Consider the short-run profit maximising model, where profits are revenues minus costs. By definition the short-run has a fixed factor of production, usually called capital, which can be any arbitrary set of inputs. What that implies is that the short run profit maximising output actually is more generally represented as

profit = (revenue - costs) / fixed capital amount

Magically we have an implied denominator, which we might consider sunk costs. But then we have another different set of costs in the numerator, the variable costs. Exactly how is this distinction between types of costs made in practice? More importantly, where do the funds come from to pay these variable costs?

Consider the standard short-run price-taking model in equilibrium. Demand then increases. Increasing output requires the imposition of greater costs for each additional unit (being on the upward-sloping part of the ATC), the firm must conjure these costs from somewhere. If they require a new investor (or the same investors to reinvest earnings), they are diluting the rate of return on all the other investors.

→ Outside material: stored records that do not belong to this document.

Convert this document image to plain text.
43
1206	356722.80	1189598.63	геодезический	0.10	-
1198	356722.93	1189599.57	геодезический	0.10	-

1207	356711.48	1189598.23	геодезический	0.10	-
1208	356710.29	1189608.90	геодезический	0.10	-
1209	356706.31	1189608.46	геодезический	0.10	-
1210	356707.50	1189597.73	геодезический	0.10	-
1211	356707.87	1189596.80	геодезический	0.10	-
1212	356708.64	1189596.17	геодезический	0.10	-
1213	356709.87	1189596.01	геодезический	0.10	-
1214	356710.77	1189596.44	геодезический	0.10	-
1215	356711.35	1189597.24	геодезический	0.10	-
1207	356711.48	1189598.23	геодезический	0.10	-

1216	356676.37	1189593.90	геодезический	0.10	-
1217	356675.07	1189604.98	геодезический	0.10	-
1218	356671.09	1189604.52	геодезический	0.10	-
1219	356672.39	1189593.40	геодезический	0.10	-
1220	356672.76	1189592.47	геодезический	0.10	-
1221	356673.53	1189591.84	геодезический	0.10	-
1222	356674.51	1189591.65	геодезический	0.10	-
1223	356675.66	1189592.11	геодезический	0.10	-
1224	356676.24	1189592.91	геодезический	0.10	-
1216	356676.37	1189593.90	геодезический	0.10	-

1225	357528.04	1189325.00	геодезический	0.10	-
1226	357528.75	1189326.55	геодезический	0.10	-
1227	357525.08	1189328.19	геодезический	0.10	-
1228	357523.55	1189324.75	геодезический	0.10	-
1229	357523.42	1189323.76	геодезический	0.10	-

As I have explained before, no current investor would allow the rate of return on their share of the firm to be diminished by adding additional investors. Essentially the core short-run profit-maximising model is one of maximising profits per capital owner.

But then we have a long-run profit maximising model which typically looks like this

profit = quantity * price - (labour units * labour unit cost + capital units * capital unit cost)

The denominator has disappeared. All of a sudden firms don’t care how much it costs to make a profit. If there is a choice between spending $100 to make $40 profit, and spending $200 to make $41 profit, you choose the latter as a profit-maximiser.

But as a return-seeker you first take the $100 investment. You don’t ignore a 40% return because a 20.5% return is available elsewhere. Never.

There is much more to this story, particularly around the ability to leverage. But the biggest story is about how value is gained from high return investments. If I can get my 40% return on costs, I can later sell that firm based on the discounted value of net cash flows. If that discount rate is, say, 10%, then my $100 investment gains $27 in value immediately. I can then sell my firm for $127.

In any case, the point here is that profit-maximisation is, in the words of Joan Robinson, meta-physical doctrine. The empirical record is against it, yet it persists as a signal of membership to the economics tribe. And what is worse, it seems that very few economists at the top of the discipline are clear about the crucial and often hidden underlying assumptions of their models, and continue to teach a fairy-tale view of the core models.